## Beta distributions for CTR regularization



In [None]:
import pandas as pd
import numpy as np
import plotnine as p9
import statistics as stats

### Some example data

This data has impressions and downloads, which we will convert to `ctr`.

In [None]:
# read-in the downloaded data
df = pd.read_csv("click_log.csv")
df

In [None]:
# create a new column for CTR
df['ctr'] = df['clicks'] / df['impressions']

In [None]:
# calculate the average CTR as a variable
mean_ctr = stats.mean(df['ctr'])

In [None]:
# calculate the variance CTR
var_ctr = stats.variance(df['ctr'])

In [None]:
# calculate sum(alpha, beta)
alpha_beta = mean_ctr * (1 - mean_ctr)  / var_ctr - 1
alpha_beta

In [None]:
# calculate alpha
alpha = mean_ctr * alpha_beta
alpha

In [None]:
# calculate beta
beta = (1-mean_ctr) * alpha_beta
beta

In [None]:
# calulate expected CTR
expected_ctr = alpha / (alpha + beta)
expected_ctr

### Focus on the query 'duck'

To show how this can adjust our CTR metric let's look at for just a single query and handful of documents. You should notice that the adjusted values are all closer to the global average that the were as raw CTR values. The magnitude of this shift is based on the number of observations

The concept is shrinking individual resource CTRs towards to the global average CTR. The less data we have on a given resource the more we trust the global average. The more data we have for a resource the more we trust it.

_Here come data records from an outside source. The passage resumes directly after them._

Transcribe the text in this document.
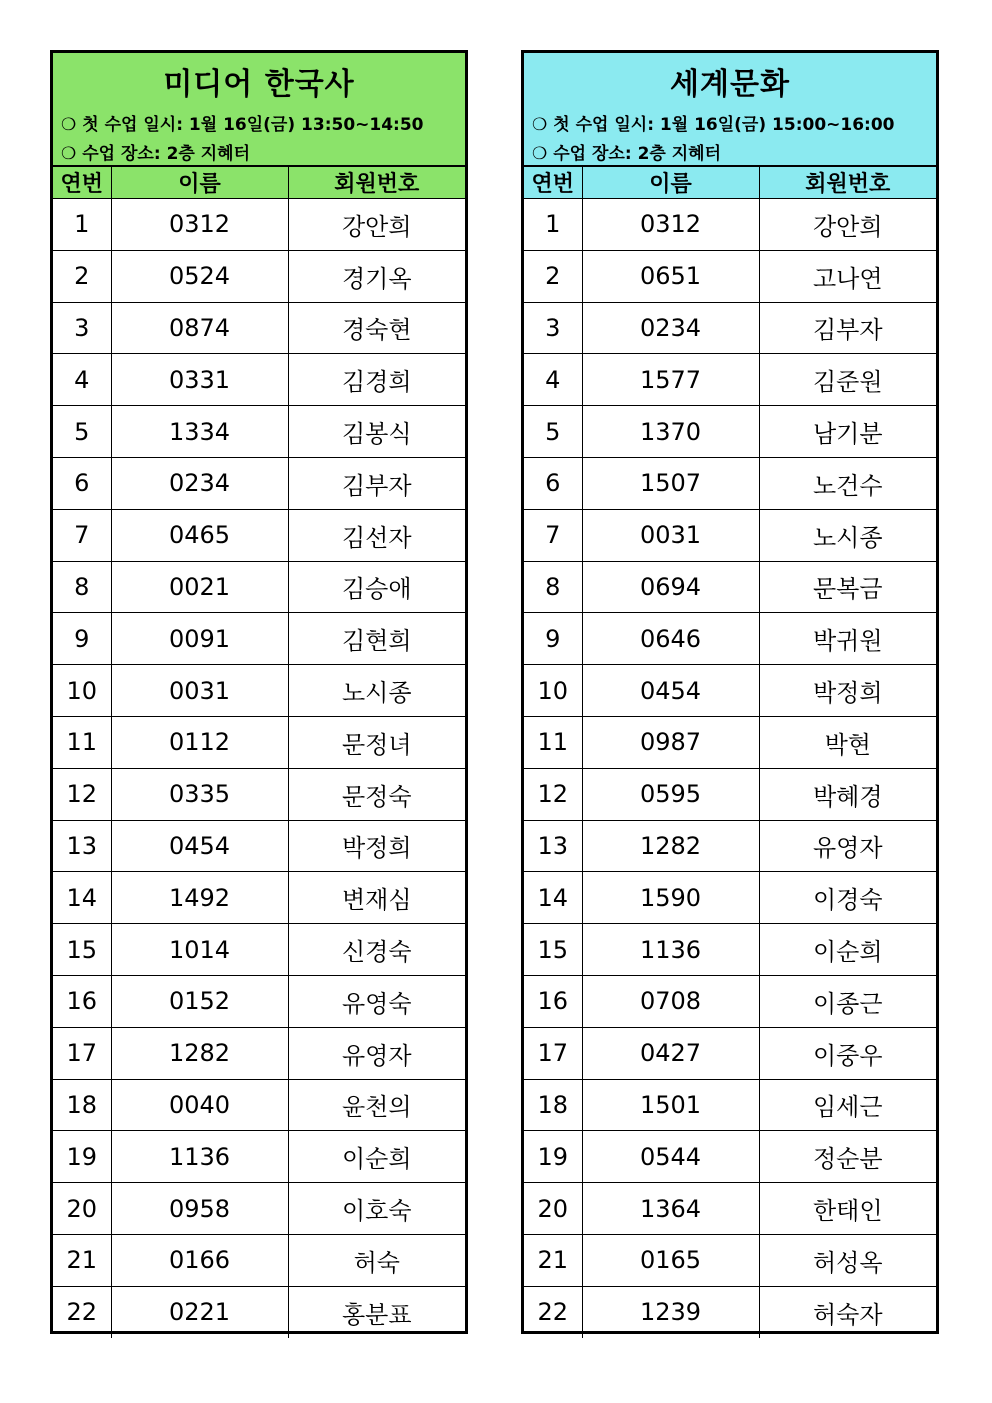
미디어 한국사
❍ 첫 수업 일시: 1월 16일(금) 13:50~14:50
❍ 수업 장소: 2층 지혜터
연번	이름	회원번호
1	0312	강안희
2	0524	경기옥
3	0874	경숙현
4	0331	김경희
5	1334	김봉식
6	0234	김부자
7	0465	김선자
8	0021	김승애
9	0091	김현희
10	0031	노시종
11	0112	문정녀
12	0335	문정숙
13	0454	박정희
14	1492	변재심
15	1014	신경숙
16	0152	유영숙
17	1282	유영자
18	0040	윤천의
19	1136	이순희
20	0958	이호숙
21	0166	허숙
22	0221	홍분표
세계문화
❍ 첫 수업 일시: 1월 16일(금) 15:00~16:00
❍ 수업 장소: 2층 지혜터
연번	이름	회원번호
1	0312	강안희
2	0651	고나연
3	0234	김부자
4	1577	김준원
5	1370	남기분
6	1507	노건수
7	0031	노시종
8	0694	문복금
9	0646	박귀원
10	0454	박정희
11	0987	박현
12	0595	박혜경
13	1282	유영자
14	1590	이경숙
15	1136	이순희
16	0708	이종근
17	0427	이중우
18	1501	임세근
19	0544	정순분
20	1364	한태인
21	0165	허성옥
22	1239	허숙자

This process gives a robust estimates when we only have a few observations, which is often the case for search.


In [None]:
ducks = df.loc[df['term'] == 'duck']
ducks = ducks.head(100)
ducks

In [None]:
# caculate adjusted CTR
ducks['adjusted_ctr'] = (alpha + ducks['clicks']) / (alpha + beta + ducks['impressions'])
ducks

In [None]:
# visualize it to see the shift

ducks_long = pd.melt(ducks[['resource_id', 'ctr', 'adjusted_ctr', 'impressions']], id_vars=['resource_id', 'impressions'], value_vars=['ctr', 'adjusted_ctr'])

{
    p9.ggplot(ducks_long, p9.aes('value', 'resource_id', color = 'variable', size = 'impressions')) +
    p9.geom_vline(xintercept = expected_ctr, linetype='dashed') +
    p9.geom_point(alpha = .5) +
    p9.scale_x_log10()
}